You can choose to just nod or smile anyway and carry on, honestly it costs absolutely nothing.

It also cost nothing not to take such a thing so personal to the point of rudeness. Only the person doing this knows that they’re stopping for the stranger, the stranger does not. The stranger has other things on their mind or may have earphones in and are not automatically thinking that a random person is stopping for them when there is no need to.

It seems that it is you that takes things too personally, why do you think that others have the energy to expect anything of you, it's all rather egotistical, if you find that rude then that's on you, not me.

CaptainMyCaptain · 30/06/2023 13:59

Growlybear83 · 30/06/2023 13:58

I agree with a couple of previous posters that some people got so used to social distancing during the pandemic that it's second nature to them now.

And people are still getting it and some people are still vulnerable.
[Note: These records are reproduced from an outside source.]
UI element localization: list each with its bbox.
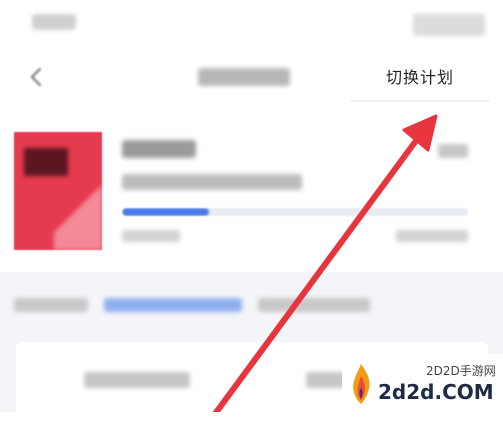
cover-title-blurred [24,148,68,176]
book-cover[interactable] [14,132,102,250]
plan-info-suffix-blurred [258,298,370,312]
book-info-card [0,110,503,270]
status-indicators-blurred [413,14,485,36]
chevron-left-icon[interactable] [26,66,48,88]
cover-illustration [54,178,102,250]
watermark-domain: 2d2d.COM [378,380,494,404]
book-title-blurred [122,140,196,158]
watermark-site-name: 2D2D手游网 [426,364,496,378]
progress-caption-right-blurred [396,230,468,242]
status-time-blurred [32,14,76,30]
page-title-blurred [198,68,290,86]
nav-bar: 切换计划 [0,48,503,106]
book-reading-stats-blurred [122,174,302,190]
plan-date-link-blurred[interactable] [104,298,242,312]
reading-progress-bar [122,208,468,216]
plan-option-blurred[interactable] [306,372,346,388]
reading-progress-fill [122,208,209,216]
site-watermark: 2D2D手游网 2d2d.COM [342,354,503,412]
status-bar [0,0,503,48]
plan-info-label-blurred [14,298,88,312]
plan-option-blurred[interactable] [84,372,190,388]
flame-icon [353,364,370,404]
progress-caption-left-blurred [122,230,180,242]
switch-plan-button[interactable]: 切换计划 [350,56,490,102]
book-action-link-blurred[interactable] [438,144,468,158]
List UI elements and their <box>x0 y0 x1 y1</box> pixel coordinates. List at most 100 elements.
You can't tell who they are by looking.

wutheringkites · 30/06/2023 14:01

It's interesting to me how rude all of these extremely polite people seem to be.

I would never dream of shouting at someone on the street or calling someone ignorant or egotistical.

Lacucuracha · 30/06/2023 14:01

God point about Covid. My mum still wears a mask and gives people a massive berth on the payment but she’s loathe to cause offence so she pretends she’s looking in the gutter or something 😂

PracticallyFlooredZero · 30/06/2023 14:01

I think this thread demonstrates quite well it is often the people who are obsessed with manners and politeness are actually quite rude themselves. Stepping aside when you don’t need to, the muttering a sarcastic comment because you aren’t emphatically thanked (by someone who may not have even been aware of what you were doing) isn’t polite!

strawberrywhisk · 30/06/2023 14:05

wutheringkites · 30/06/2023 14:01

It's interesting to me how rude all of these extremely polite people seem to be.

I would never dream of shouting at someone on the street or calling someone ignorant or egotistical.

Well we all leave an impression no matter how we are, our behaviour is personal to ourselves. If one is happy with all that, it then matters no how we impress others.

Kingsparkle · 30/06/2023 14:06

It is a good point too about covid. I don’t wear a mask anymore but I do notice i al a bit more on edge in crowded places now and give people more space when out.

Kingsparkle · 30/06/2023 14:06

*I am a bit

WarmButteryCrumpets · 30/06/2023 14:07

I always get older men doing this, in streets and in supermarkets! I'm guessing they just want a bit of contact... But I'll afraid I do find it annoying!